What about ‘QUAD’ and South Korea’s regional diplomacy?

  • South Korea’s approach to the minilateral Quadrilateral Security Dialogue (commonly called the Quad) has been similar to its approach to the free-and-open Indo-Pacific narrative—work with partners practically while avoiding open endorsement of their regional strategies.
  • The Quad members—Australia, India, Japan, and the United States—have been careful not to explicitly call out China in Quad summits.
  • As the Quad has continued to develop and define its priorities, South Korea has shown willingness to cooperate through parallel initiatives, or in some cases to do so directly.
  • Though South Korea is not a member of the Quad, it was a part of the Quad Plus meetingsin March 2020, where it participated in talks on the pandemic response.
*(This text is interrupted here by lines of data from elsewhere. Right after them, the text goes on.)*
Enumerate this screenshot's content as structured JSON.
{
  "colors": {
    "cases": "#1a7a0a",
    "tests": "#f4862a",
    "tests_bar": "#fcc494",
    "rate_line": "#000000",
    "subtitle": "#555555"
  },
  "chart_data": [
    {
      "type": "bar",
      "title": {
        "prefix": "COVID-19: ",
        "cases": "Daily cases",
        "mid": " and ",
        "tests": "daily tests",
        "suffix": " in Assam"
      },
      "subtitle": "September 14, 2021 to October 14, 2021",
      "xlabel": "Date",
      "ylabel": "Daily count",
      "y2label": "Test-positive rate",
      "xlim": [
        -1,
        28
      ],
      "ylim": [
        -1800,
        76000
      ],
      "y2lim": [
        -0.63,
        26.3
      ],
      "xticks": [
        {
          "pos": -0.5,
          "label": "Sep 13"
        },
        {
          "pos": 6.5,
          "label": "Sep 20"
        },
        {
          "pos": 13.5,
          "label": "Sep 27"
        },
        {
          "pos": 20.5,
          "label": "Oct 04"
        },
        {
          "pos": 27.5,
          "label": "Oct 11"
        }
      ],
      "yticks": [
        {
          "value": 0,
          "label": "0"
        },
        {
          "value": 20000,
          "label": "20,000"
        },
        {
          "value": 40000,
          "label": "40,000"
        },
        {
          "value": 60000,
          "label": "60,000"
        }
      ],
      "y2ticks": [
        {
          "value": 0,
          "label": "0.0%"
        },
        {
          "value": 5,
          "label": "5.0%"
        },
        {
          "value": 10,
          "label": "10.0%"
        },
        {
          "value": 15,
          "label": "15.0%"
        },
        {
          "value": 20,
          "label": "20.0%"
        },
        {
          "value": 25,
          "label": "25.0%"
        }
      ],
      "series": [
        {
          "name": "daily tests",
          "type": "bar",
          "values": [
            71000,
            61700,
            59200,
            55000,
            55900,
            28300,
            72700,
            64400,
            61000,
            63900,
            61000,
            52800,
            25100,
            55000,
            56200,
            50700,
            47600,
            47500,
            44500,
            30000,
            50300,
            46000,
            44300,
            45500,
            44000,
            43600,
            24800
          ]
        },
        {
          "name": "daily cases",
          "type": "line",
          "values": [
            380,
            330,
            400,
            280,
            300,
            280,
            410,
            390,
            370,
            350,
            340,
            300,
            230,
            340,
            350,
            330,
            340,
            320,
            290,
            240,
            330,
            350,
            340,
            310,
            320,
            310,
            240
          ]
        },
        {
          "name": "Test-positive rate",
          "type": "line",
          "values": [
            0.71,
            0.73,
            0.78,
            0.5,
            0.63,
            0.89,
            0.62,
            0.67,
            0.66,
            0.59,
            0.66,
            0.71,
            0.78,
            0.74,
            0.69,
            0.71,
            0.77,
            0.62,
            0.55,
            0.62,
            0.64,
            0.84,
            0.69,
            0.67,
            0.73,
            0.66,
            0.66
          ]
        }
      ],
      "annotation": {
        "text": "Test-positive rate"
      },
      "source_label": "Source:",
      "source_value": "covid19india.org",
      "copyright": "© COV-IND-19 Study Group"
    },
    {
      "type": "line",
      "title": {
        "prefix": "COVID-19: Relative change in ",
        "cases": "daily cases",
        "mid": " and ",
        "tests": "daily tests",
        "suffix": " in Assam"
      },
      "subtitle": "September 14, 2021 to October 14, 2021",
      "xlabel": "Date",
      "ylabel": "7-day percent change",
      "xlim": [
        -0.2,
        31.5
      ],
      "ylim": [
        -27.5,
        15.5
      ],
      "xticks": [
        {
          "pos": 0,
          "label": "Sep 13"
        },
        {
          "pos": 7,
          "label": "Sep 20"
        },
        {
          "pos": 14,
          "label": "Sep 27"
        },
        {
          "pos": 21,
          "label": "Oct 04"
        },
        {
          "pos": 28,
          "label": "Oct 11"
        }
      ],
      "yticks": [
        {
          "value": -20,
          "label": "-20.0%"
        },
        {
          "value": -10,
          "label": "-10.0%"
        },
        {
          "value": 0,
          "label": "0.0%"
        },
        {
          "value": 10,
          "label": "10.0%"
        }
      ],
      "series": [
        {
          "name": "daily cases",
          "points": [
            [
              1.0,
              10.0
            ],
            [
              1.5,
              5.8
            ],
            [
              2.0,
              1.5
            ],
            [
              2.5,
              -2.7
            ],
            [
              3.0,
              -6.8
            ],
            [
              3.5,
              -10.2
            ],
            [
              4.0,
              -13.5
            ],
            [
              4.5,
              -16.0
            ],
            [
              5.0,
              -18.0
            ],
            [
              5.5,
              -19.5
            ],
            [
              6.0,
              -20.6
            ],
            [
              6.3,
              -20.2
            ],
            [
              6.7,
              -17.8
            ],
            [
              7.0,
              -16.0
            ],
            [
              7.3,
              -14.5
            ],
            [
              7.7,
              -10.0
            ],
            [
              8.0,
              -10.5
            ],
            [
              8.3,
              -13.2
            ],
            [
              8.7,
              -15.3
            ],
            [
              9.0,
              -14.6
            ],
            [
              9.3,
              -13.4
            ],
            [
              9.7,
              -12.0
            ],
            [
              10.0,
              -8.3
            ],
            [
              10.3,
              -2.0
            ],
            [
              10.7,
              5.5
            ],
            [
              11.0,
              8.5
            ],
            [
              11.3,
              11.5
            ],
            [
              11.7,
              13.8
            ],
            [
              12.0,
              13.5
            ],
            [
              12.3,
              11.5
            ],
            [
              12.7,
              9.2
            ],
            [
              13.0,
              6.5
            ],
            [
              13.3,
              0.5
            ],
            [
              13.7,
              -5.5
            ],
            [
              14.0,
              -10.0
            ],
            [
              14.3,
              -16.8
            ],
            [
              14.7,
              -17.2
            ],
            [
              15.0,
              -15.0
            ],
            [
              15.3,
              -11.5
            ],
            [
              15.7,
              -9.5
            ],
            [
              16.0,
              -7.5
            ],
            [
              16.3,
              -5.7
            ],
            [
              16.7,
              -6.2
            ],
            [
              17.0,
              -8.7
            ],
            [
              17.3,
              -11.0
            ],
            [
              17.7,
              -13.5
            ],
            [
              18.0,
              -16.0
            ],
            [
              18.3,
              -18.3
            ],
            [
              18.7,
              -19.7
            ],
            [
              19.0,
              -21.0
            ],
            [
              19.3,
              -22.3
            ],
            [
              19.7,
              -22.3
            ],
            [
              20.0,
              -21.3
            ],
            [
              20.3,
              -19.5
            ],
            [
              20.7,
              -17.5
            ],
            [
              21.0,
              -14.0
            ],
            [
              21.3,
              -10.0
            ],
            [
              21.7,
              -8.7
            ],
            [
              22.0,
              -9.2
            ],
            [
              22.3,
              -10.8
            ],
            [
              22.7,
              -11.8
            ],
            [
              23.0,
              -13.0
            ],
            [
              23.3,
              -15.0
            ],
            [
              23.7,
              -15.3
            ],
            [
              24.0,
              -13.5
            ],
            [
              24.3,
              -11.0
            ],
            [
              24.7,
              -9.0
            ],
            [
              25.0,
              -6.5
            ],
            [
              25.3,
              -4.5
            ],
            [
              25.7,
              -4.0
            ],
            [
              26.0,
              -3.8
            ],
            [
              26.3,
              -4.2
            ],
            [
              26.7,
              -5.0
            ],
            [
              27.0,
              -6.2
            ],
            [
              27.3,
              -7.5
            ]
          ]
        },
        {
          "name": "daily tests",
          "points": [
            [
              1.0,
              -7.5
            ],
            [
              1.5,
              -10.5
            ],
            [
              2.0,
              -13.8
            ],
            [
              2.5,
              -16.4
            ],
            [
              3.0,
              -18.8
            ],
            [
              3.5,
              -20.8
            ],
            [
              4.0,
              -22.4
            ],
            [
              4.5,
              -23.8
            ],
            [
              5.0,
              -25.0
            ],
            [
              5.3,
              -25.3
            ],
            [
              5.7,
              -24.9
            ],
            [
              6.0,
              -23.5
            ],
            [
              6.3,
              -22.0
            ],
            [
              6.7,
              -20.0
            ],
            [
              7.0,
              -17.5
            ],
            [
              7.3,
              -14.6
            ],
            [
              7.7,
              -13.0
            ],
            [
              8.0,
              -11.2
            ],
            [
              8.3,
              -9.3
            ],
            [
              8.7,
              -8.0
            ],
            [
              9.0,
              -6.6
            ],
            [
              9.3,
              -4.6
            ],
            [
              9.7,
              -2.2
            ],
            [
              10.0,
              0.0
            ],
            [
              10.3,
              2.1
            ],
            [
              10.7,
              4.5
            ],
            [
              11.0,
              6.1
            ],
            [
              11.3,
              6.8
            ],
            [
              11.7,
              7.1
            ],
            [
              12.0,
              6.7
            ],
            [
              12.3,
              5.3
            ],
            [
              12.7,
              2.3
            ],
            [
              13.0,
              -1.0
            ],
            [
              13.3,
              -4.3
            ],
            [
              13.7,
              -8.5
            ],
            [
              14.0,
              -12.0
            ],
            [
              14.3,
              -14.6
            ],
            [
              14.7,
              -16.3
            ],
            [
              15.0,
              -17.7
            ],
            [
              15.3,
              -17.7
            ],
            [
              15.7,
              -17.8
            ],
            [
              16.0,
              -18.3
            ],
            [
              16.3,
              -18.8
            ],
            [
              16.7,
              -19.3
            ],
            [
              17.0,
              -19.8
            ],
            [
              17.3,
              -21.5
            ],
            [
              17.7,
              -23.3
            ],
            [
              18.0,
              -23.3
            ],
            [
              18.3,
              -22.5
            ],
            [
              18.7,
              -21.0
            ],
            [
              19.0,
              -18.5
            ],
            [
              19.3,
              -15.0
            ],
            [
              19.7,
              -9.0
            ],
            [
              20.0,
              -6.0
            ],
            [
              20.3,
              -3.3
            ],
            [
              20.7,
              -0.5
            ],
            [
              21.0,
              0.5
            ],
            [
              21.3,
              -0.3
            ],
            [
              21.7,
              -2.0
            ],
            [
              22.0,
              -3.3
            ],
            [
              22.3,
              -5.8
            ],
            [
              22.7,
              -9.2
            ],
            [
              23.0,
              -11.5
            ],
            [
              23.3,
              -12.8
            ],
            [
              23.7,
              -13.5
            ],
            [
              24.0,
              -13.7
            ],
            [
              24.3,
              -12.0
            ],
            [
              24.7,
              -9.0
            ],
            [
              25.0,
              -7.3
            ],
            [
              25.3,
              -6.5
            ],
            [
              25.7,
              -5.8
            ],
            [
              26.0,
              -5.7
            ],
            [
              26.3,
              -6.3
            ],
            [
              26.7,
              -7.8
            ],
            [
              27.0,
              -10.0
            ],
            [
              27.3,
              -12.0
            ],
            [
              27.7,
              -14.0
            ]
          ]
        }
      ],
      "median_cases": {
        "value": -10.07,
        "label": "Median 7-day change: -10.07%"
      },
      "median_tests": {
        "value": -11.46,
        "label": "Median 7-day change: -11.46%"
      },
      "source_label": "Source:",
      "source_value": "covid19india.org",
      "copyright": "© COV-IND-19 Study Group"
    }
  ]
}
Which areas require cooperation?

Both nations can think of expanding cooperation in the following areas:

  • Country-to-country engagement (party to party level cooperation/institutionalising democratic assistance)
  • Cooperation with like-minded countries in Asia to build capacities, technical/financial support on promoting and strengthening democratic governance
  • Cooperation on fighting global issues/challenges: climate change, freedom of navigation, internet governance, and outer space
  • Economic order: Sustainable development goals (SDGs), trade agreements, and connectivity norms
  • Creation of a Security Order (i.e., Quad) to secure a rules-based order in the Indo-Pacific
  • Aid: line of credit
  • More openness to think tanks/NGOs/networks of scholars/activists to create a critical mass
  • Cooperation at the level of NGOs and think tanks – to build networks of think tanks and research organizations


At present, there is massive scope to expand ties between India and South Korea and make it a special relationship in Asia. However, what is required to do so is political will and new imagination in diverse areas such as cultural relations, building on people-to-people contacts, harnessing democracy and liberal values, and cementing civilizational connections. These, in turn, will depend on the strength of the bilateral economic and political relations.